The two sides came to terms on an eight-year, $56 million deal that carries an annual average value of $7 million against the salary cap. Rask played out a one-year $3.5 million contract in 2013, according to CapGeek.com.
Rask officially took over the role of starting goaltender for the Bruins in 2013. He fared well in his new position by accumulating a .929 save percentage with a 2.00 goals-against average and five shutouts in 36 regular season appearances. Following the 48-game truncated season, manager Peter Chiarelli stated that Rask's performance in the playoffs would have implications on contract negotiations in the summer.

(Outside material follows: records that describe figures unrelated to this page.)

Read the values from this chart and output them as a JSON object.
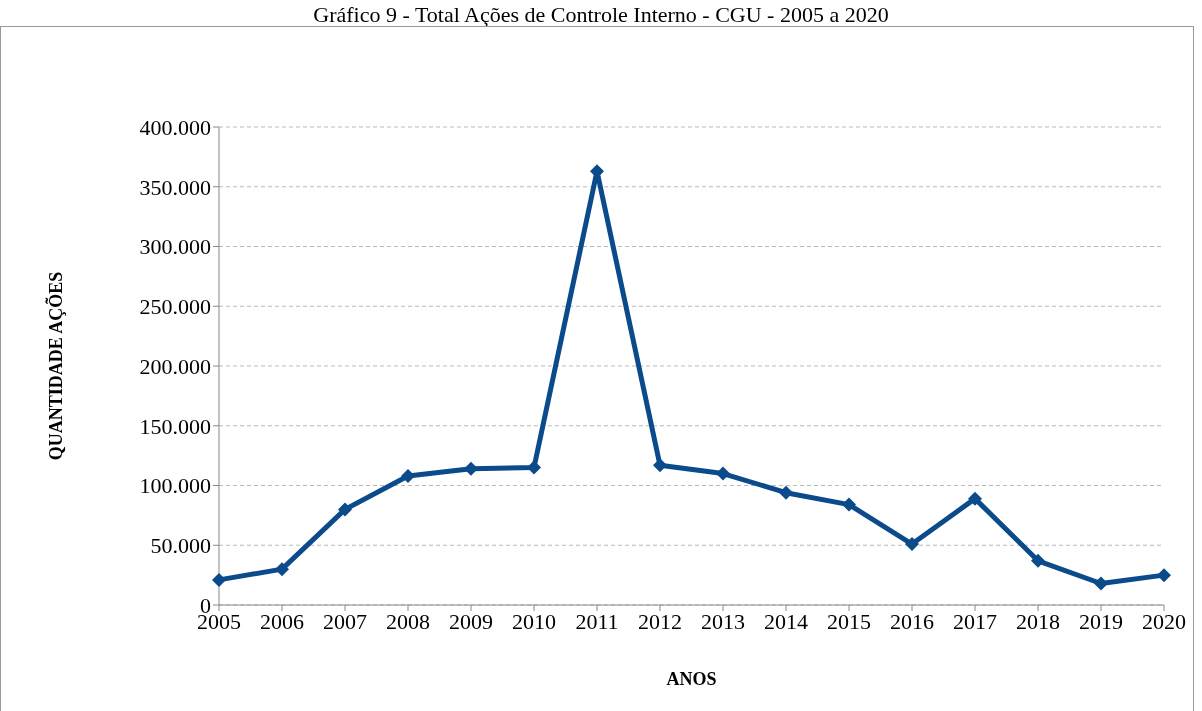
{
  "chart_data": {
    "type": "line",
    "title": "Gráfico 9 - Total Ações de Controle Interno - CGU - 2005 a 2020",
    "xlabel": "ANOS",
    "ylabel": "QUANTIDADE AÇÕES",
    "categories": [
      "2005",
      "2006",
      "2007",
      "2008",
      "2009",
      "2010",
      "2011",
      "2012",
      "2013",
      "2014",
      "2015",
      "2016",
      "2017",
      "2018",
      "2019",
      "2020"
    ],
    "series": [
      {
        "color": "#0b4a8b",
        "values": [
          21000,
          30000,
          80000,
          108000,
          114000,
          115000,
          363000,
          117000,
          110000,
          94000,
          84000,
          51000,
          89000,
          37000,
          18000,
          25000
        ]
      }
    ],
    "ylim": [
      0,
      400000
    ],
    "yticks": [
      {
        "value": 0,
        "label": "0"
      },
      {
        "value": 50000,
        "label": "50.000"
      },
      {
        "value": 100000,
        "label": "100.000"
      },
      {
        "value": 150000,
        "label": "150.000"
      },
      {
        "value": 200000,
        "label": "200.000"
      },
      {
        "value": 250000,
        "label": "250.000"
      },
      {
        "value": 300000,
        "label": "300.000"
      },
      {
        "value": 350000,
        "label": "350.000"
      },
      {
        "value": 400000,
        "label": "400.000"
      }
    ],
    "grid": "y",
    "marker": "diamond",
    "line_style": "solid"
  }
}
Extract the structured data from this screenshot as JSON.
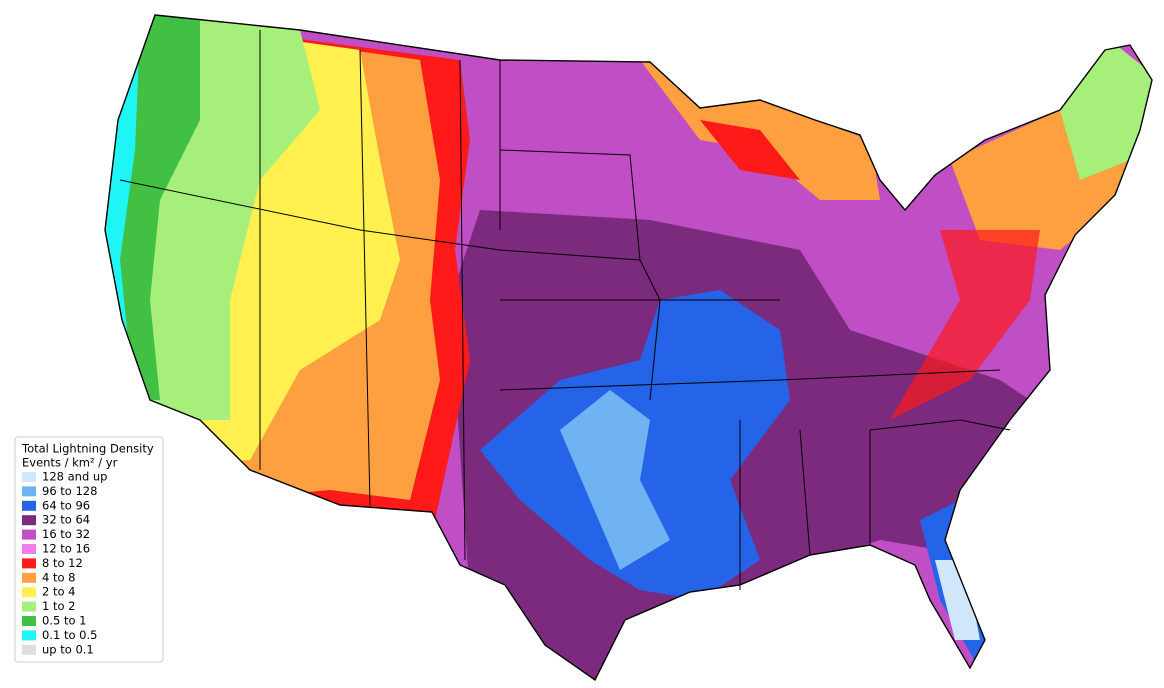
{
  "legend": {
    "title": "Total Lightning Density",
    "subtitle": "Events / km² / yr",
    "items": [
      {
        "label": "128 and up",
        "color": "#cfe6fb"
      },
      {
        "label": "96 to 128",
        "color": "#6fb3f3"
      },
      {
        "label": "64 to 96",
        "color": "#2563e8"
      },
      {
        "label": "32 to 64",
        "color": "#7b2a7e"
      },
      {
        "label": "16 to 32",
        "color": "#c04fc6"
      },
      {
        "label": "12 to 16",
        "color": "#f07cf0"
      },
      {
        "label": "8 to 12",
        "color": "#ff1a1a"
      },
      {
        "label": "4 to 8",
        "color": "#ffa040"
      },
      {
        "label": "2 to 4",
        "color": "#fff050"
      },
      {
        "label": "1 to 2",
        "color": "#a6ef7a"
      },
      {
        "label": "0.5 to 1",
        "color": "#42c043"
      },
      {
        "label": "0.1 to 0.5",
        "color": "#1ff5f5"
      },
      {
        "label": "up to 0.1",
        "color": "#dddddd"
      }
    ]
  }
}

The 26-year-old goaltender used that occasion to strengthen his argument for a long-term contract with a substantial salary.
Backstopping the Bruins to their second Eastern Conference Championship in three seasons, Rask registered a .940 save percentage with a 1.88 goals-against average and three shutouts in 22 starts in the postseason. Initial reports indicated that Rask was seeking at least a six-year deal worth $39 million. The finalized deal will keep Rask in Boston through the 2020-21 season.
Originally chosen with the No. 21 overall selection in the 2005 NHL Entry Draft by the Toronto Maple Leafs, Rask was acquired via the Andrew Raycroft trade in 2006. In 138 career regular season games, Rask has compiled a .927 save percentage with a 2.15 goals against average and 16 shutouts.